Judge stops federal funding of embryonic stem-cell research

WASHINGTON – A federal judge ruled Aug. 23 that the Obama administration’s guidelines for funding embryonic stem-cell research violate federal law and stopped such funding while a lawsuit against it continues.

Chief Judge Royce C. Lamberth of U.S. District Court for the District of Columbia said in his 15-page ruling granting a temporary injunction that Drs.
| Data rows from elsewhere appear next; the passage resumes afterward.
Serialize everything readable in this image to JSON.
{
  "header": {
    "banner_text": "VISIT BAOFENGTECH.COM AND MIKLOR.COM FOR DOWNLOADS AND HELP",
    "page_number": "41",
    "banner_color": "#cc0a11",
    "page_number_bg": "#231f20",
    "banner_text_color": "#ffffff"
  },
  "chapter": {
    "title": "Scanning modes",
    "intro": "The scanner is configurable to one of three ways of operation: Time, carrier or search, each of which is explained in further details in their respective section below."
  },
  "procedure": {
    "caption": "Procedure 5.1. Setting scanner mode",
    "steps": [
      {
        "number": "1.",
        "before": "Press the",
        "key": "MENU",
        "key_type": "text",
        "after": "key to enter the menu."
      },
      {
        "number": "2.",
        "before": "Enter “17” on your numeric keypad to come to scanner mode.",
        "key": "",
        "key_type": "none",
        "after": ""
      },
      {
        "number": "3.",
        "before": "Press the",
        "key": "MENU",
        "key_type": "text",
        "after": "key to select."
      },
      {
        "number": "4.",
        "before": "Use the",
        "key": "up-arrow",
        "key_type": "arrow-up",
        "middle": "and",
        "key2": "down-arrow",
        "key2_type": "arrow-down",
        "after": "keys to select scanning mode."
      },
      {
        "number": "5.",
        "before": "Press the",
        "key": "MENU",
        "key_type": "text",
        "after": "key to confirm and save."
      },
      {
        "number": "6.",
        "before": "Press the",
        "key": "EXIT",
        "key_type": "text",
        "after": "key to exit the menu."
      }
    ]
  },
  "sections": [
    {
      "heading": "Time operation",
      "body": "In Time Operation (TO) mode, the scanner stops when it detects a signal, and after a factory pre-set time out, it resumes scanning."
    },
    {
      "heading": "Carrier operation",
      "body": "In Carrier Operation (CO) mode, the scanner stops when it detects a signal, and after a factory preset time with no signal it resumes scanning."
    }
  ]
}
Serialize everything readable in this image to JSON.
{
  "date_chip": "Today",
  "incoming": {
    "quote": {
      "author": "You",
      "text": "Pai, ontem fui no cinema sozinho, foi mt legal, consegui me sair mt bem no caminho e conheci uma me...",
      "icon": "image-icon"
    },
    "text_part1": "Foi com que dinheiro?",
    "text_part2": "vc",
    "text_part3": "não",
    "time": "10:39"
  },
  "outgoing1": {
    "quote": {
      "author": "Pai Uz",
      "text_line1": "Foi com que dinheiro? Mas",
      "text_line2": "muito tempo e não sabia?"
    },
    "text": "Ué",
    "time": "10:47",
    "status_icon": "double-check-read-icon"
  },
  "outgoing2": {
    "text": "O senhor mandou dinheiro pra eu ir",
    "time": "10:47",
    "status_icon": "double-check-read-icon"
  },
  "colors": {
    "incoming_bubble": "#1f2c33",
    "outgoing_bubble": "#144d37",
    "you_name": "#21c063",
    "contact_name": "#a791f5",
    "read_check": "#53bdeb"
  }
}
James L. Sherley and Theresa Deisher, both adult stem-cell researchers, had standing to challenge the guidelines because they faced the possibility of losing funding from the National Institutes of Health when NIH funding for embryonic stem-cell research was expanded.
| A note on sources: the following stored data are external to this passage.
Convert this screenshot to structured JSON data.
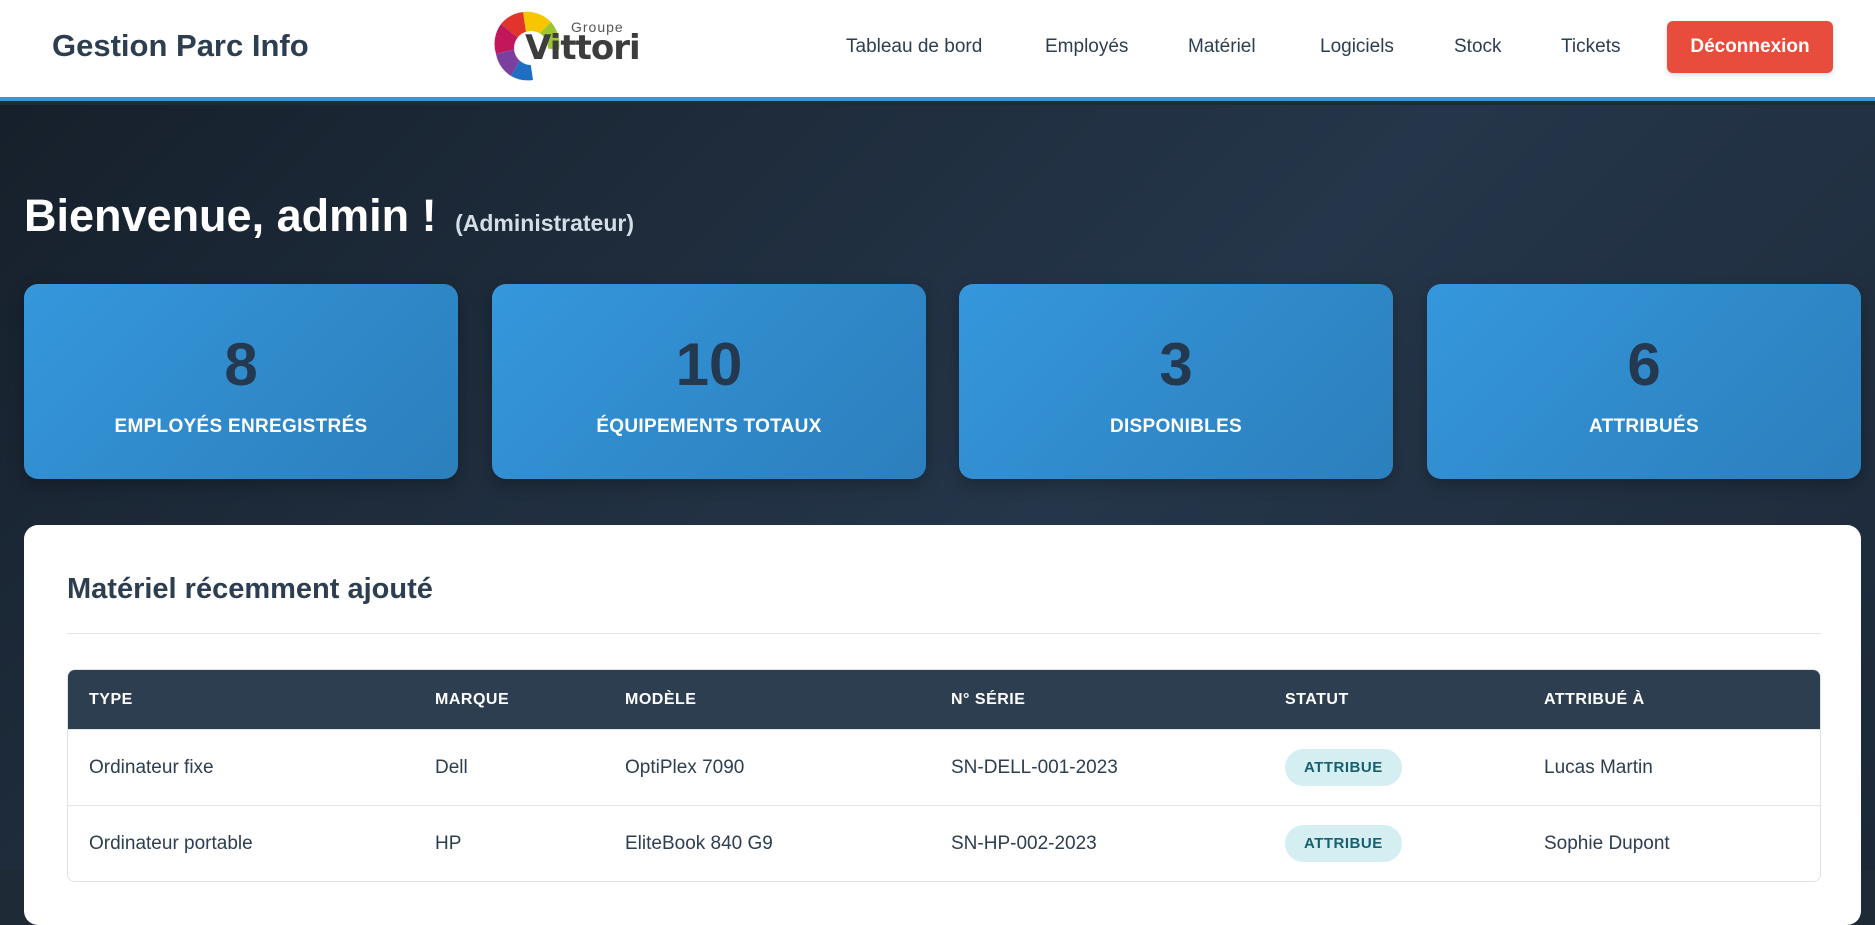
{
  "header": {
    "brand": "Gestion Parc Info",
    "logo": {
      "groupe": "Groupe",
      "name": "Vittori"
    },
    "nav": [
      {
        "label": "Tableau de bord"
      },
      {
        "label": "Employés"
      },
      {
        "label": "Matériel"
      },
      {
        "label": "Logiciels"
      },
      {
        "label": "Stock"
      },
      {
        "label": "Tickets"
      }
    ],
    "logout_label": "Déconnexion"
  },
  "welcome": {
    "greeting": "Bienvenue, admin !",
    "role": "(Administrateur)"
  },
  "stats": [
    {
      "value": "8",
      "label": "EMPLOYÉS ENREGISTRÉS"
    },
    {
      "value": "10",
      "label": "ÉQUIPEMENTS TOTAUX"
    },
    {
      "value": "3",
      "label": "DISPONIBLES"
    },
    {
      "value": "6",
      "label": "ATTRIBUÉS"
    }
  ],
  "recent": {
    "title": "Matériel récemment ajouté",
    "columns": [
      "TYPE",
      "MARQUE",
      "MODÈLE",
      "N° SÉRIE",
      "STATUT",
      "ATTRIBUÉ À"
    ],
    "rows": [
      {
        "type": "Ordinateur fixe",
        "marque": "Dell",
        "modele": "OptiPlex 7090",
        "serie": "SN-DELL-001-2023",
        "statut": "ATTRIBUE",
        "attribue": "Lucas Martin"
      },
      {
        "type": "Ordinateur portable",
        "marque": "HP",
        "modele": "EliteBook 840 G9",
        "serie": "SN-HP-002-2023",
        "statut": "ATTRIBUE",
        "attribue": "Sophie Dupont"
      }
    ]
  },
  "colors": {
    "accent": "#3498db",
    "logout": "#e74c3c",
    "table_header": "#2d3e50",
    "badge_bg": "#d4eef2",
    "badge_text": "#16606f"
  }
}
The lawsuit had originally been filed on behalf of the two doctors; Nightlight Christian Adoptions, an adoption and counseling agency that facilitates international, domestic and embryo adoptions; embryos themselves; two couples; and the Christian Medical Association. Lamberth ruled in 2009 that none of the plaintiffs had legal standing, but an appeals court overruled him only in the case of the two doctors.

The Aug. 23 ruling said the researchers’ attorneys had shown that the Dickey-Wicker amendment, approved annually since 1996 “without substantive alteration,” demonstrates that “the unambiguous intent of Congress is to prohibit the expenditure of federal funds on ‘research in which a human embryos or embryos are destroyed.’“

“By allowing federal funding of ESC research, the guidelines are in violation of the Dickey-Wicker amendment,” Lamberth wrote.

He also ruled that “the guidelines threaten the very livelihood of plaintiffs Sherley and Deisher” because their “injury of increased competition … is actual and imminent.”

Supporters of the Obama administration’s guidelines for funding embryonic stem-cell research have argued that no embryos will be created and destroyed for the research since only already existing embryos created for in vitro fertilization and later discarded would be used.

Steven H. Aden, senior legal counsel for the Alliance Defense Fund, co-counsel in the lawsuit, said the decision “is simply enforcing an existing law passed by Congress that prevents Americans from paying another penny for needless research on human embryos.”

“Experimentation on embryonic stem cells isn’t even necessary because adult stem-cell research has been enormously successful,” he added. “In economic times like we are in now, it doesn’t make sense for the federal government to use precious taxpayer dollars for this illegal and unethical purpose.”

The Catholic Church strongly supports adult stem-cell research but opposes any research that involves the destruction of human embryos.

Charmaine Yoest, president and CEO of Americans United for Life, said in an Aug. 23 statement that “the Obama administration has attempted to skirt the law by arguing that they are only funding research after the embryos are destroyed.”

“Today’s sensible ruling reconfirms what we already knew, that administration policy is in violation of the law,” she added.

But Dr. Irving L. Weissman, director of the Stanford Institute for Stem Cell Biology and Regenerative Medicine, told The New York Times that the decision would be “devastating to the hopes of researchers and patients who have been waiting so long for the promise of stem-cell therapies.”